Saturday, August 15, 2009

Traffic drops without congestion pricing

From the Times Ledger:

The MTA reported tolls at the Brooklyn-Battery Tunnel fell by 7.1 percent between Jan. 1 and May 31, the largest decline among MTA-operated crossings.

The Queens-Midtown Tunnel fell 5.4 percent and tolls on the Robert F. Kennedy (formerly Triborough) Bridge’s Manhattan span declined by 5.1 percent.

Otherwise, it was the Henry Hudson Bridge down 3.8 percent, Throgs Neck Bridge down 3.6 percent, Gil Hodges-Cross Bay Veterans Memorial Bridge down 2.2 percent, Bronx-Whitestone Bridge down 1.2 percent and the Robert F. Kennedy Bronx span and the Verrazano-Narrows Bridge both down 1.7 percent.

The Port Authority said truck traffic, which generates the most toll revenue, declined by double-digit levels.
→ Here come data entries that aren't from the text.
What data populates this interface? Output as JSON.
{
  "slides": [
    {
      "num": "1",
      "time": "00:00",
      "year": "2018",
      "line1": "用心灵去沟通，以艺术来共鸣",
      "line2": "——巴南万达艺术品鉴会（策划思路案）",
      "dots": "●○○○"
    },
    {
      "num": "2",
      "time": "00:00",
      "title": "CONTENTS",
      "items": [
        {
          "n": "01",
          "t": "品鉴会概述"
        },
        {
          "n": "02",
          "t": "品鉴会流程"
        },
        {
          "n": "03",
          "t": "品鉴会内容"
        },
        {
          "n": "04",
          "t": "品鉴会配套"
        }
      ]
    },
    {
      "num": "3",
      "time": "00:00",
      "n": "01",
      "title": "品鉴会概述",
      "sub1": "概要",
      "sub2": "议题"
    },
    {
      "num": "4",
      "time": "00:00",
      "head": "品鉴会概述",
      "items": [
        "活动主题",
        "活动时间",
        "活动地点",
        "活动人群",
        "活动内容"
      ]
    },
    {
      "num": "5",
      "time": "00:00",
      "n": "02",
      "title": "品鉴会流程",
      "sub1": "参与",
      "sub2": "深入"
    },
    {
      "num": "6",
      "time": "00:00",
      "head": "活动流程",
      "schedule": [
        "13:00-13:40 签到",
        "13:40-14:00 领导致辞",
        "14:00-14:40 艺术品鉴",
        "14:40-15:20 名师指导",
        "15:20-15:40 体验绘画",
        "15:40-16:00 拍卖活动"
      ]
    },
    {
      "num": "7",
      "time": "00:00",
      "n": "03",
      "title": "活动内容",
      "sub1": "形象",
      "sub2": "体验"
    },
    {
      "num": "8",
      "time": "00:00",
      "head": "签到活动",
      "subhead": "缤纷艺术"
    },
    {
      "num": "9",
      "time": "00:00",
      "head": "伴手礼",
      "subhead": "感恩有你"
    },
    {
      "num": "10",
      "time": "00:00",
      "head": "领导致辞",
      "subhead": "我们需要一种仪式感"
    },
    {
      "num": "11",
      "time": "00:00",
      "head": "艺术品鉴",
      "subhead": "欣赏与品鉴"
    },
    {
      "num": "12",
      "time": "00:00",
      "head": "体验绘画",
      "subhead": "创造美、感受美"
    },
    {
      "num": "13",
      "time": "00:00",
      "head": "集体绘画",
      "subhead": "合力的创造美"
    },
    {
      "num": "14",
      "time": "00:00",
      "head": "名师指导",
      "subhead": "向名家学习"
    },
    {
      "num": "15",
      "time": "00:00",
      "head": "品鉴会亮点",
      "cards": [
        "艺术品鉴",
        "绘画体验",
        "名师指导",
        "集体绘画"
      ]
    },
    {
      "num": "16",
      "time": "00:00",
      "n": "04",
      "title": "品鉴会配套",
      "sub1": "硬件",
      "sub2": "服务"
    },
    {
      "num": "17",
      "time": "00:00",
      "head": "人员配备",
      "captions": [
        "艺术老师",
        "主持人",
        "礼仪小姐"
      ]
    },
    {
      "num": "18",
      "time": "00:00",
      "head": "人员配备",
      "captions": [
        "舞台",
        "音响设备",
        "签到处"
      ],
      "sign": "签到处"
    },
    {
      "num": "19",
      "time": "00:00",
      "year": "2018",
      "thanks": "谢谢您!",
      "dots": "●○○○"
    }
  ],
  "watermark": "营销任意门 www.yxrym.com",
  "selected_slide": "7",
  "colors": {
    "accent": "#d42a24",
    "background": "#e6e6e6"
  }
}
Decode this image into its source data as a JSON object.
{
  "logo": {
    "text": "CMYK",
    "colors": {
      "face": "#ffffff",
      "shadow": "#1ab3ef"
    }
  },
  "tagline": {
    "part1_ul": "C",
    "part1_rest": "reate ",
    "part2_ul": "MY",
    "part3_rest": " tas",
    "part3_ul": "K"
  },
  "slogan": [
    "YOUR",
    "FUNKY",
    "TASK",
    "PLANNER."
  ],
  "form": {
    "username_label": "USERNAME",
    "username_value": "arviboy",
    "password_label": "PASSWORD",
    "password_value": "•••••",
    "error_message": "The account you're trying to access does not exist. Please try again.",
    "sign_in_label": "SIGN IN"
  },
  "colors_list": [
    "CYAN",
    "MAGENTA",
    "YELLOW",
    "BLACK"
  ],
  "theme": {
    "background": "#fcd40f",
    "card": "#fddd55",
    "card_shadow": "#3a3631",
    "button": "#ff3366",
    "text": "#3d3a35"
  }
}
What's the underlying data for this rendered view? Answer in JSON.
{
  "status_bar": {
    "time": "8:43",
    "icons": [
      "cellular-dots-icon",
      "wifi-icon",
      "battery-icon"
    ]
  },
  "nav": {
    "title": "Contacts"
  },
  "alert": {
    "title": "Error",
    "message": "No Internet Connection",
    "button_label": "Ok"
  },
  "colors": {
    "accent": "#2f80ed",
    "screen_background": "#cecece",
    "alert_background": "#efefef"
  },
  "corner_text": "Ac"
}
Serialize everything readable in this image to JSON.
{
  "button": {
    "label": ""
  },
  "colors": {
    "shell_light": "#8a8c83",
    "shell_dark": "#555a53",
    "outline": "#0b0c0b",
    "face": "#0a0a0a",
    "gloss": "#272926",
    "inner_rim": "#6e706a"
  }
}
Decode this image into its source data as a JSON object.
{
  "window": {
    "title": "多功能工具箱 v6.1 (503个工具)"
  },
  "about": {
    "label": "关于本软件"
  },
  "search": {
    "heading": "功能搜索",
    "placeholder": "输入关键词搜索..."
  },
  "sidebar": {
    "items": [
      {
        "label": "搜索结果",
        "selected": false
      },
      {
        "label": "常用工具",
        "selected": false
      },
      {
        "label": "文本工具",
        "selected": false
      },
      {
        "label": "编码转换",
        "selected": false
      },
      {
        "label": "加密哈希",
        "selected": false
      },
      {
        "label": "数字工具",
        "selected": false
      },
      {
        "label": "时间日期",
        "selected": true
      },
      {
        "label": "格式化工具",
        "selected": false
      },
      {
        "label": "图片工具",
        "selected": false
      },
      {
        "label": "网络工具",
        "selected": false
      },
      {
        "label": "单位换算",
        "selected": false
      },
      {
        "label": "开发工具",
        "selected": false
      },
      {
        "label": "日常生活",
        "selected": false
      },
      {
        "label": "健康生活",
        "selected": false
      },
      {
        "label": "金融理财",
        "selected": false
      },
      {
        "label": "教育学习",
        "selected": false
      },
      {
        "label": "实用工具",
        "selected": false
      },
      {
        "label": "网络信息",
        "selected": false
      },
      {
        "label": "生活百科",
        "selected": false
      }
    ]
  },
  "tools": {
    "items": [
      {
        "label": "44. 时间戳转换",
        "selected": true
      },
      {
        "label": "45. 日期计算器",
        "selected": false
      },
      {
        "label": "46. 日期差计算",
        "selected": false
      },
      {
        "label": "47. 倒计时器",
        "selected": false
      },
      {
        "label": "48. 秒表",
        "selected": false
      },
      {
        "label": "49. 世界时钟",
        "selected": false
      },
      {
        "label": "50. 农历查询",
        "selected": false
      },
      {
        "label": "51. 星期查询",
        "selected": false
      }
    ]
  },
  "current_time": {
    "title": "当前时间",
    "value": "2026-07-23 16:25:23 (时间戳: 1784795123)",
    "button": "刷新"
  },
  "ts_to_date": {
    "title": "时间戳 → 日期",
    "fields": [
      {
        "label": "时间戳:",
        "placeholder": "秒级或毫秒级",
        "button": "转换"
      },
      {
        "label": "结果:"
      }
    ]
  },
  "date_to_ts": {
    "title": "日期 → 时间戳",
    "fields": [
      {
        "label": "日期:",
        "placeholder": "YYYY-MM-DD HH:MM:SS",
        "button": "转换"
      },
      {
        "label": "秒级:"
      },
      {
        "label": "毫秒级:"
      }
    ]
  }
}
Truck traffic was down 11.2 percent from 4.2 million in the first six months of 2008 to 3.8 million in 2009.

The loss of truck traffic cost the Port Authority $3.6 million in the first half of the year.

8 comments:

PizzaBagel said...

The loss of truck traffic cost the Port Authority $3.6 million in the first half of the year.

That being the case, count on tolls to go up again real soon to make up for the shortfall in revenue. Just like ConEd's recent rate increase, justified by the utility by the decline in power usage. Supply and demand? Puh!

Anonymous said...

If they want more revenue from commercial vehicles,they need to reinstate 2 way tolls on the Verrazano bridge.

ew-3 said...

"Supply and demand? Puh!"

Not in a government controlled organization. That's why socialism simply doesn't work.

Charley said...

First of all, this should have nothing to do with congestion pricing. The article mentions nothing about it, and I don't know anyone who said that it's an impossibility for traffic to fall in other ways.

Also, traffic isn't necessarily falling overall. It probably is due to the rising unemployment rate as evidenced by the falling trans Hudson subway traffic, but not for the reasons mentioned in the article. The article is incredibly misleading about that. All it seems to be saying is traffic on the TOLLED crossings are falling.

It wouldn't be a stretch of the imagination to say that people are toll shopping and crossing over free alternatives where available, and that the drop in traffic is magnified by just looking at tolled crossings.

Anonymous said...

Thanks to the previous poster for injecting some resoning into the otherwise blind campaign against east river tolls.

Queens Crapper said...

The problem with congestion pricing is that it is not truly intended to get more people to take the train. It is intended to make money. In order to do that, you need to keep people driving. Otherwise it will be an unmitigated disaster. In London, the experiment touted as proof that the plan works, they had to not only expand the congestion area but also had to hike the toll in order for it to be profitable. And pollution went up, not down. But the advocates neglect to mention that for some reason. They also fail to explain how the people who they project will opt for the train will fit on a subway at rush hour with, for example, the 7 train already running at capacity and as frequently as possible.

Anonymous said...

Thanks to the previous poster for injecting some reasoning into the otherwise blind campaign against cars.

CJ said...

As more businesses leave New York City, congestion pricing will become more of a moot point.
Massive unemployment will prevail, and another economic slide will grip those who remain.